Tuesday, May 8, 2012


Many taxpayers believe that if you do not receive a Form 1099 (MISC, DIV, or INT) from the payer you do not have to report the income on your income tax return. 

This is one of the reasons for the $350 Billion “tax gap”.  The most recent study had determined that a large percentage of this gap is a result of underreporting of income by small business owners.  And this is why Schedule C businesses with minimal income or consistent losses have become an audit “red flag”.

Read my lips!  You must report taxable income if your received taxable income – regardless of whether or not you get a Form 1099.

Businesses that pay at least $600 to an independent contractor for services during the year are required to send that contractor a Form 1099-MISC.  But the independent contractor must report all income received for providing services during the year, from dollar one, whether or not they have received a Form 1099.

Some banks tell customers, when asked, that one does not have to report interest income on an account if the total for the year is less than $10.00.  This is an outright lie!  Banks are not required to issue a Form 1099 INT if the interest earned is less than $10.00, although I have seen 1099s issued for 6 cents.  But, again, bank interest is taxable from dollar one.

Just because you have not received a Form 1099 in the mail does not mean that one was not issued, and a copy sent to the IRS.  It could have been lost in the mail, or sent to a wrong address.  Do not rely on Form 1099s when determining what income to report - use your own records.
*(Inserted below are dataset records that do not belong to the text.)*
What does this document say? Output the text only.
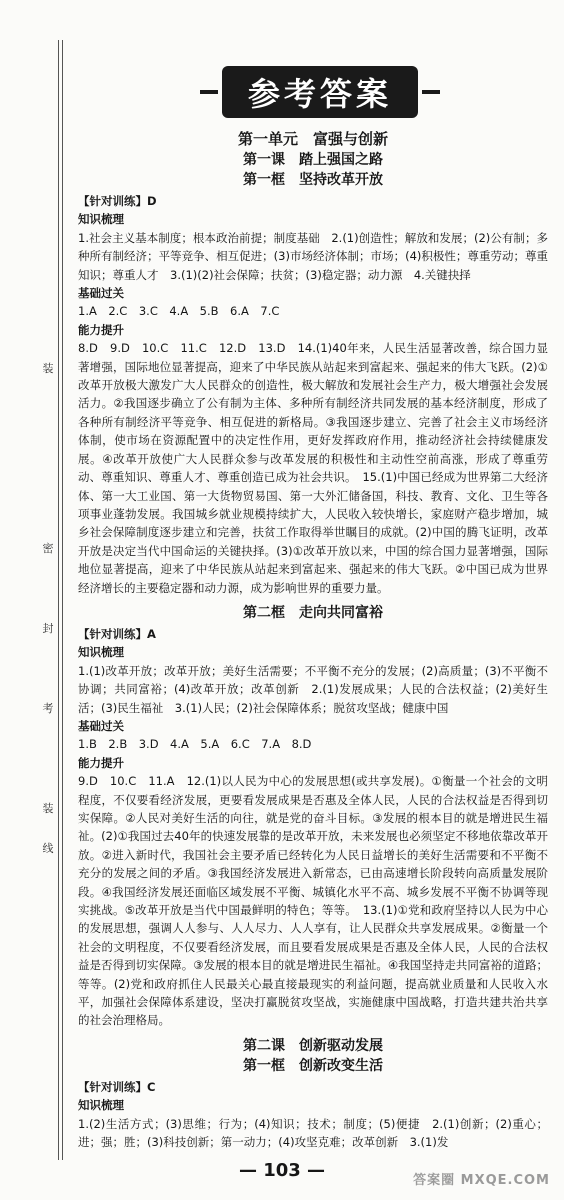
装
密
封
考
装
线
参考答案
第一单元　富强与创新
第一课　踏上强国之路
第一框　坚持改革开放
【针对训练】D
知识梳理

1.社会主义基本制度；根本政治前提；制度基础　2.(1)创造性；解放和发展；(2)公有制；多种所有制经济；平等竞争、相互促进；(3)市场经济体制；市场；(4)积极性；尊重劳动；尊重知识；尊重人才　3.(1)(2)社会保障；扶贫；(3)稳定器；动力源　4.关键抉择

基础过关

1.A　2.C　3.C　4.A　5.B　6.A　7.C

能力提升

8.D　9.D　10.C　11.C　12.D　13.D　14.(1)40年来，人民生活显著改善，综合国力显著增强，国际地位显著提高，迎来了中华民族从站起来到富起来、强起来的伟大飞跃。(2)①改革开放极大激发广大人民群众的创造性，极大解放和发展社会生产力，极大增强社会发展活力。②我国逐步确立了公有制为主体、多种所有制经济共同发展的基本经济制度，形成了各种所有制经济平等竞争、相互促进的新格局。③我国逐步建立、完善了社会主义市场经济体制，使市场在资源配置中的决定性作用，更好发挥政府作用，推动经济社会持续健康发展。④改革开放使广大人民群众参与改革发展的积极性和主动性空前高涨，形成了尊重劳动、尊重知识、尊重人才、尊重创造已成为社会共识。　15.(1)中国已经成为世界第二大经济体、第一大工业国、第一大货物贸易国、第一大外汇储备国，科技、教育、文化、卫生等各项事业蓬勃发展。我国城乡就业规模持续扩大，人民收入较快增长，家庭财产稳步增加，城乡社会保障制度逐步建立和完善，扶贫工作取得举世瞩目的成就。(2)中国的腾飞证明，改革开放是决定当代中国命运的关键抉择。(3)①改革开放以来，中国的综合国力显著增强，国际地位显著提高，迎来了中华民族从站起来到富起来、强起来的伟大飞跃。②中国已成为世界经济增长的主要稳定器和动力源，成为影响世界的重要力量。

第二框　走向共同富裕
【针对训练】A
知识梳理

1.(1)改革开放；改革开放；美好生活需要；不平衡不充分的发展；(2)高质量；(3)不平衡不协调；共同富裕；(4)改革开放；改革创新　2.(1)发展成果；人民的合法权益；(2)美好生活；(3)民生福祉　3.(1)人民；(2)社会保障体系；脱贫攻坚战；健康中国

基础过关

1.B　2.B　3.D　4.A　5.A　6.C　7.A　8.D

能力提升

9.D　10.C　11.A　12.(1)以人民为中心的发展思想(或共享发展)。①衡量一个社会的文明程度，不仅要看经济发展，更要看发展成果是否惠及全体人民，人民的合法权益是否得到切实保障。②人民对美好生活的向往，就是党的奋斗目标。③发展的根本目的就是增进民生福祉。(2)①我国过去40年的快速发展靠的是改革开放，未来发展也必须坚定不移地依靠改革开放。②进入新时代，我国社会主要矛盾已经转化为人民日益增长的美好生活需要和不平衡不充分的发展之间的矛盾。③我国经济发展进入新常态，已由高速增长阶段转向高质量发展阶段。④我国经济发展还面临区域发展不平衡、城镇化水平不高、城乡发展不平衡不协调等现实挑战。⑤改革开放是当代中国最鲜明的特色；等等。　13.(1)①党和政府坚持以人民为中心的发展思想，强调人人参与、人人尽力、人人享有，让人民群众共享发展成果。②衡量一个社会的文明程度，不仅要看经济发展，而且要看发展成果是否惠及全体人民，人民的合法权益是否得到切实保障。③发展的根本目的就是增进民生福祉。④我国坚持走共同富裕的道路；等等。(2)党和政府抓住人民最关心最直接最现实的利益问题，提高就业质量和人民收入水平，加强社会保障体系建设，坚决打赢脱贫攻坚战，实施健康中国战略，打造共建共治共享的社会治理格局。

第二课　创新驱动发展
第一框　创新改变生活
【针对训练】C
知识梳理

1.(2)生活方式；(3)思维；行为；(4)知识；技术；制度；(5)便捷　2.(1)创新；(2)重心；进；强；胜；(3)科技创新；第一动力；(4)攻坚克难；改革创新　3.(1)发

— 103 —	答案圈 MXQE.COM
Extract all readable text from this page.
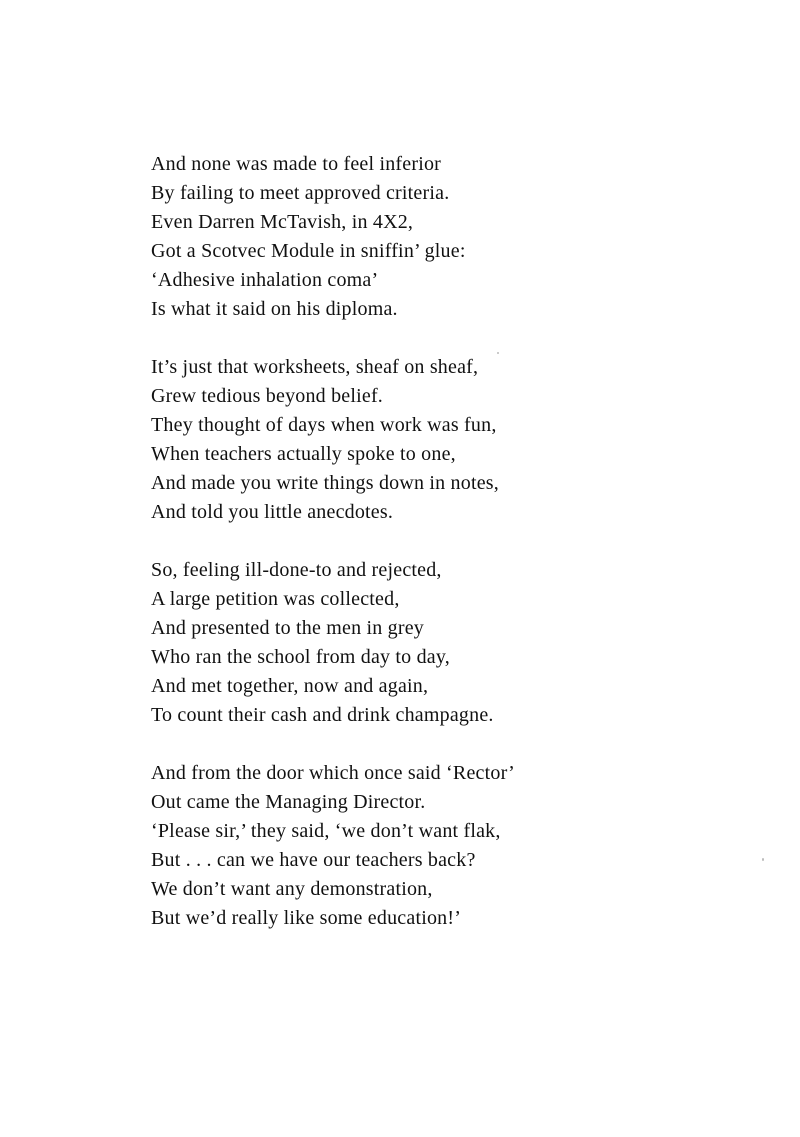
And none was made to feel inferior
By failing to meet approved criteria.
Even Darren McTavish, in 4X2,
Got a Scotvec Module in sniffin’ glue:
‘Adhesive inhalation coma’
Is what it said on his diploma.
It’s just that worksheets, sheaf on sheaf,
Grew tedious beyond belief.
They thought of days when work was fun,
When teachers actually spoke to one,
And made you write things down in notes,
And told you little anecdotes.
So, feeling ill-done-to and rejected,
A large petition was collected,
And presented to the men in grey
Who ran the school from day to day,
And met together, now and again,
To count their cash and drink champagne.
And from the door which once said ‘Rector’
Out came the Managing Director.
‘Please sir,’ they said, ‘we don’t want flak,
But . . . can we have our teachers back?
We don’t want any demonstration,
But we’d really like some education!’
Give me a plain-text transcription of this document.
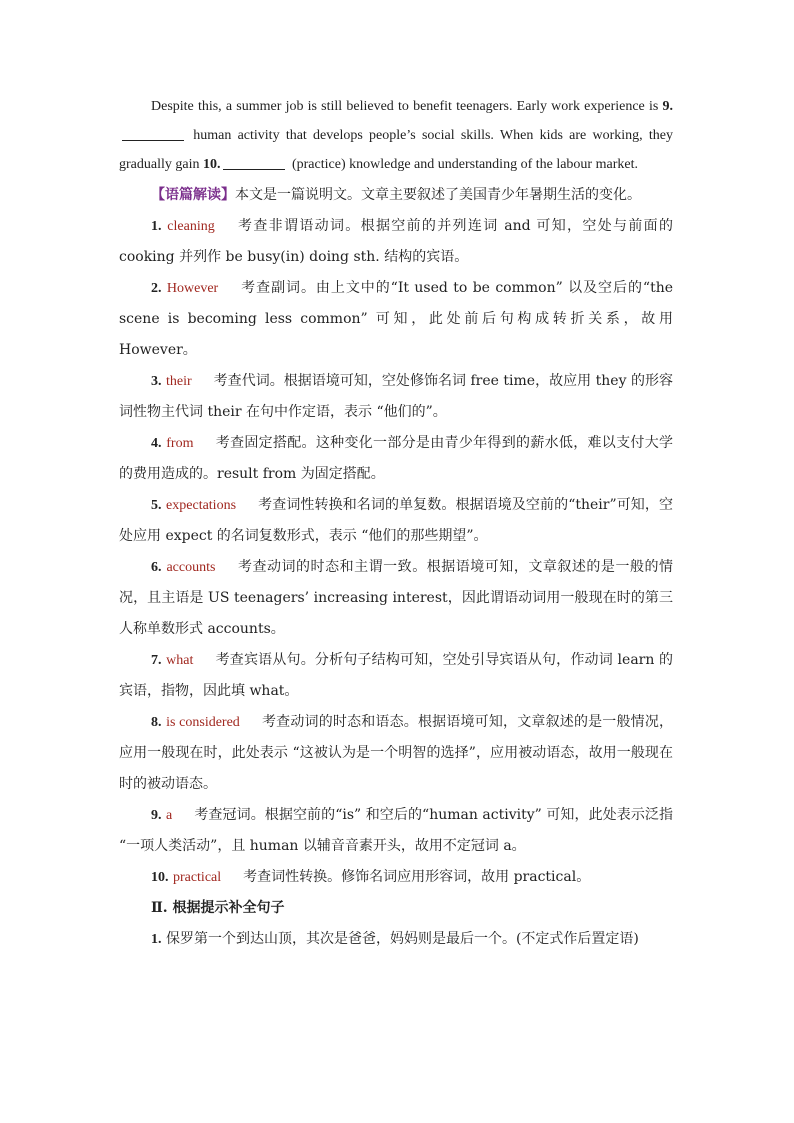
Despite this, a summer job is still believed to benefit teenagers. Early work experience is 9. human activity that develops people’s social skills. When kids are working, they gradually gain 10.	(practice) knowledge and understanding of the labour market.

【语篇解读】本文是一篇说明文。文章主要叙述了美国青少年暑期生活的变化。

1. cleaning 考查非谓语动词。根据空前的并列连词 and 可知，空处与前面的 cooking 并列作 be busy(in) doing sth. 结构的宾语。

2. However 考查副词。由上文中的“It used to be common” 以及空后的“the scene is becoming less common” 可知，此处前后句构成转折关系，故用 However。

3. their 考查代词。根据语境可知，空处修饰名词 free time，故应用 they 的形容词性物主代词 their 在句中作定语，表示 “他们的”。

4. from 考查固定搭配。这种变化一部分是由青少年得到的薪水低，难以支付大学的费用造成的。result from 为固定搭配。

5. expectations 考查词性转换和名词的单复数。根据语境及空前的“their”可知，空处应用 expect 的名词复数形式，表示 “他们的那些期望”。

6. accounts 考查动词的时态和主谓一致。根据语境可知，文章叙述的是一般的情况，且主语是 US teenagers’ increasing interest，因此谓语动词用一般现在时的第三人称单数形式 accounts。

7. what 考查宾语从句。分析句子结构可知，空处引导宾语从句，作动词 learn 的宾语，指物，因此填 what。

8. is considered 考查动词的时态和语态。根据语境可知，文章叙述的是一般情况，应用一般现在时，此处表示 “这被认为是一个明智的选择”，应用被动语态，故用一般现在时的被动语态。

9. a 考查冠词。根据空前的“is” 和空后的“human activity” 可知，此处表示泛指 “一项人类活动”，且 human 以辅音音素开头，故用不定冠词 a。

10. practical 考查词性转换。修饰名词应用形容词，故用 practical。

Ⅱ. 根据提示补全句子

1. 保罗第一个到达山顶，其次是爸爸，妈妈则是最后一个。(不定式作后置定语)
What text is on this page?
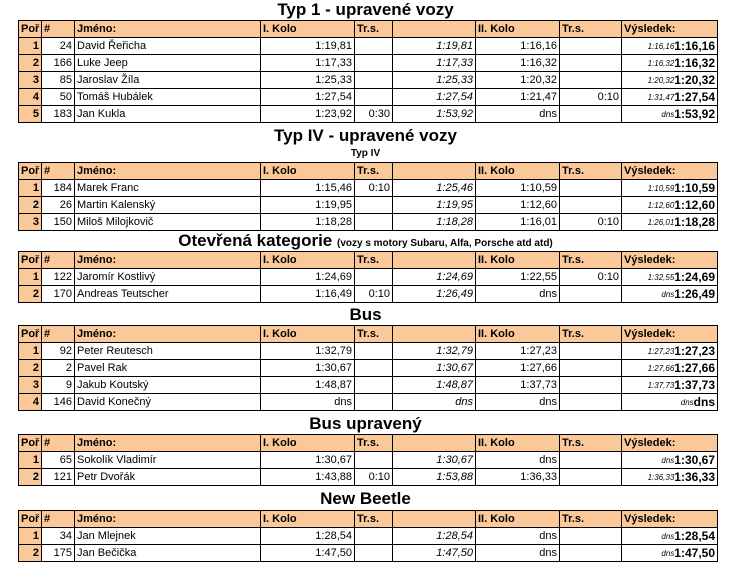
Typ 1 - upravené vozy
Poř	#	Jméno:	I. Kolo	Tr.s.		II. Kolo	Tr.s.	Výsledek:
1	24	David Řeřicha	1:19,81		1:19,81	1:16,16		1:16,16 1:16,16

2	166	Luke Jeep	1:17,33		1:17,33	1:16,32		1:16,32 1:16,32

3	85	Jaroslav Žíla	1:25,33		1:25,33	1:20,32		1:20,32 1:20,32

4	50	Tomáš Hubálek	1:27,54		1:27,54	1:21,47	0:10	1:31,47 1:27,54

5	183	Jan Kukla	1:23,92	0:30	1:53,92	dns		dns 1:53,92
Typ IV - upravené vozy
Typ IV
Poř	#	Jméno:	I. Kolo	Tr.s.		II. Kolo	Tr.s.	Výsledek:
1	184	Marek Franc	1:15,46	0:10	1:25,46	1:10,59		1:10,59 1:10,59

2	26	Martin Kalenský	1:19,95		1:19,95	1:12,60		1:12,60 1:12,60

3	150	Miloš Milojkovič	1:18,28		1:18,28	1:16,01	0:10	1:26,01 1:18,28
Otevřená kategorie (vozy s motory Subaru, Alfa, Porsche atd atd)
Poř	#	Jméno:	I. Kolo	Tr.s.		II. Kolo	Tr.s.	Výsledek:
1	122	Jaromír Kostlivý	1:24,69		1:24,69	1:22,55	0:10	1:32,55 1:24,69

2	170	Andreas Teutscher	1:16,49	0:10	1:26,49	dns		dns 1:26,49
Bus
Poř	#	Jméno:	I. Kolo	Tr.s.		II. Kolo	Tr.s.	Výsledek:
1	92	Peter Reutesch	1:32,79		1:32,79	1:27,23		1:27,23 1:27,23

2	2	Pavel Rak	1:30,67		1:30,67	1:27,66		1:27,66 1:27,66

3	9	Jakub Koutský	1:48,87		1:48,87	1:37,73		1:37,73 1:37,73

4	146	David Konečný	dns		dns	dns		dns dns
Bus upravený
Poř	#	Jméno:	I. Kolo	Tr.s.		II. Kolo	Tr.s.	Výsledek:
1	65	Sokolík Vladimír	1:30,67		1:30,67	dns		dns 1:30,67

2	121	Petr Dvořák	1:43,88	0:10	1:53,88	1:36,33		1:36,33 1:36,33
New Beetle
Poř	#	Jméno:	I. Kolo	Tr.s.		II. Kolo	Tr.s.	Výsledek:
1	34	Jan Mlejnek	1:28,54		1:28,54	dns		dns 1:28,54

2	175	Jan Bečička	1:47,50		1:47,50	dns		dns 1:47,50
Conversely, just because you receive a Form 1099 does not mean that the income is taxable.  States will issue Form 1099-G for state tax refunds.  But the refund is only taxable if you received a “tax benefit” for it in the prior year.  Individuals who did not itemize, or who claimed a deduction for state sales tax instead of income tax, do not have to claim the refund as income. 

Many states have stopped mailing out Form 1099-Gs, and require the taxpayer to go online to download the form.  So many taxpayers, not receiving the form in the mail, do not report taxable state income tax refunds – and will very likely get a bill from the IRS down the road. 

And while we are on the subject of 1099s - do not automatically accept that the amount reported on a Form 1099 is correct.  Check it against your own records.  A few years back a client received a Form 1099 from his bank listing interest from several accounts.  One of the accounts reported on the Form 1099 belonged to another depositor, and not my client. It was included on the Form 1099 by mistake.  In such a situation contact the bank immediately and request a corrected form.

Businesses that receive payments via bank credit or debit cards, or third-party payers like Pay Pal, began to receive a 1099 series form this year (for payments made in 2011), and in the future will have to separately report the income from these 1099s on their Schedule C or entity tax return.  But the entire amount reported on the 1099 as paid by the bank or third-party is not necessarily taxable income.  Again you must rely on your own records to determine the correct amount of gross receipts to report on the total income line.

All the more reason to keep good, contemporaneous records of both income and expenses – and why you may need the help of a competent tax professional.